Comme vous le savez, à la fin de ce mois, je pourrai enfin me rendre en pèlerinage pour la paix en République Démocratique du Congo, avec l’espérance que cesse la violence dans l’Est du pays et que la voie du dialogue ainsi que la volonté de travailler pour la sécurité et le bien commun prévalent. Le pèlerinage se poursuivra au Sud-Soudan, où je serai accompagné de l’Archevêque de Canterbury et du Modérateur général de l’Église presbytérienne d’Écosse. Ensemble, nous souhaitons nous joindre au cri de paix du peuple et contribuer au processus de réconciliation nationale.

Nous ne devons pas non plus oublier d’autres situations où les conséquences de conflits non encore résolus continuent de peser. Je pense en particulier à la situation dans le Caucase du Sud. J’exhorte les parties à respecter le cessez-le-feu, en réaffirmant que la libération des prisonniers militaires et civils serait un pas important vers un accord de paix désiré.

Je pense également au Yémen, où le cessez-le-feu conclu en octobre dernier tient bon mais où de nombreux civils continuent de mourir à cause des mines, et à l’Éthiopie où j’espère que le processus de pacification se poursuivra et que l’engagement de la Communauté internationale à faire face à la crise humanitaire qui touche le pays sera renforcé.

Je suis également avec appréhension la situation en Afrique de l’Ouest, de plus en plus affligée par les violences du terrorisme. Je pense notamment aux drames que vivent les populations du Burkina Faso, du Mali et du Nigeria, et je souhaite que les processus de transition en cours au Soudan, au Mali, au Tchad, en Guinée et au Burkina Faso se déroulent dans le respect des aspirations légitimes des populations concernées.

Je suis également avec une attention particulière la situation au Myanmar qui connaît, depuis deux ans, la violence, la douleur et la mort. J’invite la Communauté internationale à œuvrer pour que les processus de réconciliation se concrétisent, et j’exhorte toutes les parties concernées à reprendre la voie du dialogue pour redonner espoir à la population de ce pays bien-aimé.

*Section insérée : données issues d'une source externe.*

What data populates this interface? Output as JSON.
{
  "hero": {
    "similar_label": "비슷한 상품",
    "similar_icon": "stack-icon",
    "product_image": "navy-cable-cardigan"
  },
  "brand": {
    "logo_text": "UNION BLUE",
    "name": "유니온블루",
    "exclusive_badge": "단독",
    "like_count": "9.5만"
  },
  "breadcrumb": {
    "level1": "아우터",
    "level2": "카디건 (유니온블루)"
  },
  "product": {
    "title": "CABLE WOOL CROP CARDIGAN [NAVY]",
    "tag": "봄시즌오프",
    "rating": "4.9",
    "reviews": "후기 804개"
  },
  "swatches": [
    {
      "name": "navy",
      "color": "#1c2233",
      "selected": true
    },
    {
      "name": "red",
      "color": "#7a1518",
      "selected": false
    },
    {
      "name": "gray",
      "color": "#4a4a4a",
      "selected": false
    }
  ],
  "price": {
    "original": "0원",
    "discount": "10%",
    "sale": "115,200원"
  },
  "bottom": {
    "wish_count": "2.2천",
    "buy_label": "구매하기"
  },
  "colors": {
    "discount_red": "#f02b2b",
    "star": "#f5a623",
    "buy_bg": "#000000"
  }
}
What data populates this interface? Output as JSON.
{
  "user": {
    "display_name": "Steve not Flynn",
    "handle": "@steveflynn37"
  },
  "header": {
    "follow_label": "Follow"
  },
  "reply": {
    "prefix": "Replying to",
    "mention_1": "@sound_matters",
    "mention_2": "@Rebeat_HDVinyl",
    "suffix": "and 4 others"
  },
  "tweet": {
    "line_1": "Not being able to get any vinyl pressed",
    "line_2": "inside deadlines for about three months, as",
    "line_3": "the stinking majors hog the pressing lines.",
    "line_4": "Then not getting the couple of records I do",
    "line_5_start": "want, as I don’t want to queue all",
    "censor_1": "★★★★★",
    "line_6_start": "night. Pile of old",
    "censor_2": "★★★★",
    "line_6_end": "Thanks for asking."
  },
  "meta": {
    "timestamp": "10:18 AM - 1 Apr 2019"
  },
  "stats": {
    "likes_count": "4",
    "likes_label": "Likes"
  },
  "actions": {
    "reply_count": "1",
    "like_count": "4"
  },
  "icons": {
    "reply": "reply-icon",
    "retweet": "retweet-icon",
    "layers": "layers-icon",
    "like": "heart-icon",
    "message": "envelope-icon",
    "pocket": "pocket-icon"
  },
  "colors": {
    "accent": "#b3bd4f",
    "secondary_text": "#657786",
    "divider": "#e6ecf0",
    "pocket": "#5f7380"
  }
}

Enfin, je pense à la péninsule coréenne, pour laquelle j’espère que la bonne volonté et l’engagement en faveur de la concorde ne feront pas défaut, pour construire la paix tant désirée et pour la prospérité de l’ensemble du peuple coréen.

Tous les conflits mettent en évidence les conséquences meurtrières d’un recours continuel à la production d’armements nouveaux et de plus en plus sophistiqués, parfois justifiée « en répétant que la paix ne serait assurée que moyennant l’équilibre des forces armées ». [4] Il est nécessaire de rompre cette logique et d’avancer sur la voie d’un désarmement intégral, car aucune paix n’est possible là où se répandent des instruments de mort.

Chers Ambassadeurs,

en des temps aussi conflictuels, nous ne pouvons éluder la question de savoir comment il est possible de retisser les fils de la paix. Par où commencer ?

Pour esquisser une réponse, je voudrais reprendre avec vous quelques éléments de Pacem in Terris, un texte d’une grande actualité même si le contexte international a beaucoup changé. Pour saint Jean XXIII, la paix est possible à la lumière de quatre biens fondamentaux : la vérité, la justice, la solidarité et la liberté. Ce sont ces piliers qui régissent les relations aussi bien entre les êtres humains individuels qu’entre les communautés politiques. [5]

Ces dimensions sont imbriquées dans le postulat fondamental selon lequel « tout être humain est une personne, c’est-à-dire une nature douée d’intelligence et de volonté libre. Par là même, il est sujet de droits et de devoirs découlant, les uns et les autres, ensemble et immédiatement, de sa nature : aussi sont-ils universels, inviolables, inaliénables ». [6]

Paix dans la Vérité

Construire la paix dans la vérité, c’est d’abord respecter la personne humaine, avec son « droit à l’existence et à l’intégrité physique », [7] à laquelle « la liberté dans la recherche de la vérité, dans l’expression et la diffusion de la pensée » [8] doit être garantie. Cela implique qu’ « il incombe aux pouvoirs publics de contribuer à la création d’un état de choses qui facilite à chacun la défense de ses droits et l’accomplissement de ses devoirs ». [9]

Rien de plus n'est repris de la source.